I had my Doppler U/S on Friday, it went well I think but they had no idea what the US clinic was looking for so I was there for like an hour and a half. The only unfortunate part was that my one and only right ovary has a 3cm Endometrioma. I put in a call to the US clinic to see what they want to do about it. I would really like for the clinic here to drain it so it doesn't burst and create more problems but I guess I'll just have to wait and see.

Tuesday, June 14, 2011

Its The Little Things That Make Me Happy...

YAYYY!!! I got myself a signature thanks to Jen, thanks Jen!!

Now, if anyone knows how to get the rolling labels (I think that's what you would call it) I think I should be set!!

Thanks again Jen

Monday, June 13, 2011

Just Another Crazy Weekend.

WOW!! I haven't be able to get on here in awhile - super busy, but what else is new - and I log in today to find that I have 18 followers and 1468 page views... that's crazy!! Thanks for taking the time to read my blog but please excuse the bad punctuation and grammar.

I never thought I'd ever be writing my thoughts down like this but I'm glad I did because with your support and the support of IVF.ca it's made my struggles with infertility, and now my dads battle with cancer, a lot easier to handle. Thanks everyone!!

The weekend went by very quick, yet again! G and I had our appointment with the psychologist at RFP Saturday morning. I think it went really well and I really enjoyed the conversation we had with the psychologist. That's another thing checked off our list for ORM. Yay!!

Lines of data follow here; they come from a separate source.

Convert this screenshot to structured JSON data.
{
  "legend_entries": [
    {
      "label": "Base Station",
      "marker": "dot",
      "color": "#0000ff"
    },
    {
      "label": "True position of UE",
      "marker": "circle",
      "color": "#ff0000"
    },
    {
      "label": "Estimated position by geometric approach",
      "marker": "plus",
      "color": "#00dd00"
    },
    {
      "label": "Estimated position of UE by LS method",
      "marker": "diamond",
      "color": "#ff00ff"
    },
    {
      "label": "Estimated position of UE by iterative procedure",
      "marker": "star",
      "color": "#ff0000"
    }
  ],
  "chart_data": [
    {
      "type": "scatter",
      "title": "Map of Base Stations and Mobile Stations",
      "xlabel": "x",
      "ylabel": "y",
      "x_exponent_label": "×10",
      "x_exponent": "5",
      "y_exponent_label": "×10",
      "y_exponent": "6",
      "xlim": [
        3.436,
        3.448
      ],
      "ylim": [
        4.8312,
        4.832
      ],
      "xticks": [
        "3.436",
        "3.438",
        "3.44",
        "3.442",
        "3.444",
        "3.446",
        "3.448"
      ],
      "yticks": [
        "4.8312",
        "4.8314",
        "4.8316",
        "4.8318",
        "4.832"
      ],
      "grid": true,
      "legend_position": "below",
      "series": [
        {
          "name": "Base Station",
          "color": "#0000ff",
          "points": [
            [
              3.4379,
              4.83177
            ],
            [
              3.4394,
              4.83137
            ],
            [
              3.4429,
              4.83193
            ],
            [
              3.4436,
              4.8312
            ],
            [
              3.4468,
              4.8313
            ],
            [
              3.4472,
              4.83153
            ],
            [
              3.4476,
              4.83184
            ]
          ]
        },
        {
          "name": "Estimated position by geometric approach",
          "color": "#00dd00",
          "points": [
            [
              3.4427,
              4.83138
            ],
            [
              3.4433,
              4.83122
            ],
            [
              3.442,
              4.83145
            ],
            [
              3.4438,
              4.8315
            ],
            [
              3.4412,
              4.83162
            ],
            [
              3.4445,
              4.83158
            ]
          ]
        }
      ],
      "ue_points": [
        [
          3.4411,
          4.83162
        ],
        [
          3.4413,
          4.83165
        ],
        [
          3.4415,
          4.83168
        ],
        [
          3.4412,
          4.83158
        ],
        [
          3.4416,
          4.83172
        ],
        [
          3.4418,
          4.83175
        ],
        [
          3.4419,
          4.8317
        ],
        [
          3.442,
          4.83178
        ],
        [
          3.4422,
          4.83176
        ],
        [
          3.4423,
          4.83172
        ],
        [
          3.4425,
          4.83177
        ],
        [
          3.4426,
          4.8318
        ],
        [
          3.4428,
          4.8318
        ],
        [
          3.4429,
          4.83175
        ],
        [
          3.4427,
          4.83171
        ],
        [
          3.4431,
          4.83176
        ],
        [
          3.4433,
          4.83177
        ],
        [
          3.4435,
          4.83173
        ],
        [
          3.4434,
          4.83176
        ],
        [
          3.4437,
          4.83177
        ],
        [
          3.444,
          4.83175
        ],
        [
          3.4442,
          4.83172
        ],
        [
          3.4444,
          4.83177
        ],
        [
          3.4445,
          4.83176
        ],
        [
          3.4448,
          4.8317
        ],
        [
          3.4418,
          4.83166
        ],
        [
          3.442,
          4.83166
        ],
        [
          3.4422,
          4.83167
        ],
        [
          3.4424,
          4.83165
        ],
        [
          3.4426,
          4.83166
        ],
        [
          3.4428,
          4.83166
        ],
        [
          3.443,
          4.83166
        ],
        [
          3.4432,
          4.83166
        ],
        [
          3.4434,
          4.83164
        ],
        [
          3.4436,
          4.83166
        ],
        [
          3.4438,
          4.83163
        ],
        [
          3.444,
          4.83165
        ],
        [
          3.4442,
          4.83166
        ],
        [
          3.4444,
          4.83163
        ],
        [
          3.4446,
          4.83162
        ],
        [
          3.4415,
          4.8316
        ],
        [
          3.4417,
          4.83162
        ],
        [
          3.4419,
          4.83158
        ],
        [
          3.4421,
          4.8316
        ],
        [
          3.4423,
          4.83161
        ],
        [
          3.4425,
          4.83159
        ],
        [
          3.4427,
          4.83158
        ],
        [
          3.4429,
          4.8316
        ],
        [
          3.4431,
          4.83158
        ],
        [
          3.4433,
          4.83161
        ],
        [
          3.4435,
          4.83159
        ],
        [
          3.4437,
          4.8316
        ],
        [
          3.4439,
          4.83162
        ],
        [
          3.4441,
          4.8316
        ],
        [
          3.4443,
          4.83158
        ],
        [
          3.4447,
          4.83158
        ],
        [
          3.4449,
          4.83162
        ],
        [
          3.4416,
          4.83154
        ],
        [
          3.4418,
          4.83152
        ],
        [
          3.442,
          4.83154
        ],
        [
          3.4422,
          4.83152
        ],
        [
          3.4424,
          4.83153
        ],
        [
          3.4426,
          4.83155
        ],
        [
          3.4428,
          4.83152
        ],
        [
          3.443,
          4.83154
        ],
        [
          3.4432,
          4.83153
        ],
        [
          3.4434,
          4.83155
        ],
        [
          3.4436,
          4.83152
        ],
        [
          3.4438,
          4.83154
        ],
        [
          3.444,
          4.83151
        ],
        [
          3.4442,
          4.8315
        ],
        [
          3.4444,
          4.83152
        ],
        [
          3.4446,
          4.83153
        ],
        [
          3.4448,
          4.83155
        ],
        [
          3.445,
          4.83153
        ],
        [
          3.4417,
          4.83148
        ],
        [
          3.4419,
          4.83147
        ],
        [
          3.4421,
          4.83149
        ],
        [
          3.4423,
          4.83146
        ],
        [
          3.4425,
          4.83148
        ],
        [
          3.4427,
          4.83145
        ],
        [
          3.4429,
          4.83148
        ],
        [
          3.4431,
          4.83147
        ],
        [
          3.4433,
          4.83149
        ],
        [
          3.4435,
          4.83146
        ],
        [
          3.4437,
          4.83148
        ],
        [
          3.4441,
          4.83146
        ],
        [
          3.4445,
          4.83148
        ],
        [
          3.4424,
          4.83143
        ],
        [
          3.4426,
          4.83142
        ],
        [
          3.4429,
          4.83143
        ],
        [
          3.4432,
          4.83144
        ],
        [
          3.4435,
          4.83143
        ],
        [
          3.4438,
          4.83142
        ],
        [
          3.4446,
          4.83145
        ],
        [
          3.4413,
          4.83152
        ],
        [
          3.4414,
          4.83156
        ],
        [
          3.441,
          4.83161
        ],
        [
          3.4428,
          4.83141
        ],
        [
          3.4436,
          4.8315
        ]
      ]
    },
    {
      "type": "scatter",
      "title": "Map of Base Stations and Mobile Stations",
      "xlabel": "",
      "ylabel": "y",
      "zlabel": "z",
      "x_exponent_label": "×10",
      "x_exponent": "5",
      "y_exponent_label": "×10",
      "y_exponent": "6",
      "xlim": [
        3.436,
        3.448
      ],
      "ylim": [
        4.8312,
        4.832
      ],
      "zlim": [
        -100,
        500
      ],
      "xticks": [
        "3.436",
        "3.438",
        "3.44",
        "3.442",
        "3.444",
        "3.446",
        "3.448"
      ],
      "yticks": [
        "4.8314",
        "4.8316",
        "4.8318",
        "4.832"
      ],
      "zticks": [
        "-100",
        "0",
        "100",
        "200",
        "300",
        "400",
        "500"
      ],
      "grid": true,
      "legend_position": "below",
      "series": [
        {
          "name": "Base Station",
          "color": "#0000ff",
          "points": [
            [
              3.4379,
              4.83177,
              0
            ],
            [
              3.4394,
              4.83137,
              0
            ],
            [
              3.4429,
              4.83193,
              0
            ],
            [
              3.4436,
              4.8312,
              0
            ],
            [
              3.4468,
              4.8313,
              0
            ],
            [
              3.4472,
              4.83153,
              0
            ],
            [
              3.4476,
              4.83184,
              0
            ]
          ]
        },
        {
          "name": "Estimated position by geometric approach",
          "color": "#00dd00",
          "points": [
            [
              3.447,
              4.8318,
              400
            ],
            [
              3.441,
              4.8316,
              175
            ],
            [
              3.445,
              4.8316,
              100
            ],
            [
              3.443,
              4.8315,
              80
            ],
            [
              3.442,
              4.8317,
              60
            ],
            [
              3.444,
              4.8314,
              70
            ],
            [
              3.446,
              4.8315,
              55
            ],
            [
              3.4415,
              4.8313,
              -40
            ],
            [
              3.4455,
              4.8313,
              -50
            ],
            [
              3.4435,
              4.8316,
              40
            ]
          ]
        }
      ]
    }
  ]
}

Good thing I decided to do the mock cycle for ORM next month because early Saturday morning, just before we get to RFP for our psych consult, I get a call from FedEx saying that their unable to release the Delestrogen to customs... what!?!?! The guy said that he looked on the Health Canada website and the drug has been recalled in Canada- I can't seem to find that documentation anywhere - and that it has many warnings with lots of bad side affects... well of course it has warnings and affects, it's a frickin drug for gosh sakes!!! Luckily I was on my way to RFP because I was able to get them to write up a letter so that - hopefully - the drug can be release but now I'm waiting to hear back from FedEx. Fun times!! Has this happened to any of you Canadian gals?

Friday I go for the Doppler U/S then it's the mock cycle next month and then we're off to the races, providing we find a donor soon.

Monday, June 6, 2011

A Little Catch Up

Just a quick post to catch up a little. Sorry I've been MIA. Things have been so crazy busy I just haven't had time to write. :( I miss you all though!!

So I had my Hysteroscopy and Endo Biopsy on May 24th - wasn't as bad as I thought it'd be - and I just got the results from ORM today. They said that everything looked great... Phew! AF also showed up today so I told the nurse at ORM who then says that we can start the mock cycle... YEAH?!? Well, it would be great but they want me on Delestrogen which we don't have here in Canada; which means I would have to get it shipped here but it would have to be here in 2 days because I'm to start the shots on day 3. I sent an e-mail asking if I could be put on the patches instead, I guess I'll wait to here from the nurse tomorrow and if they're OK with that then were on our way. If not I guess we could be moved up to next month which would suck but what ever.

Last Monday I went to my dads chemo with him. It was really nice to spend that alone time with him and to see what all goes on when he goes for his sessions. We went there for 9:00am for blood work then waited around to talk with the doctor  and so he can see how he's been doing. Then we went outside and had lunch - it was nice to get out of the hospital for a bit. Then we went back in and waited for his chemo which was suppose to be at 1:00pm but he didn't end up getting it until 3:00, so we didn't get out of there until 6:00. It was a long day but I wouldn't have changed it for the world... well, minus the part where my dad has to get chemo. I really enjoyed spending the time with him.

Next CT scan is booked for July 12th. I pray that the results are good.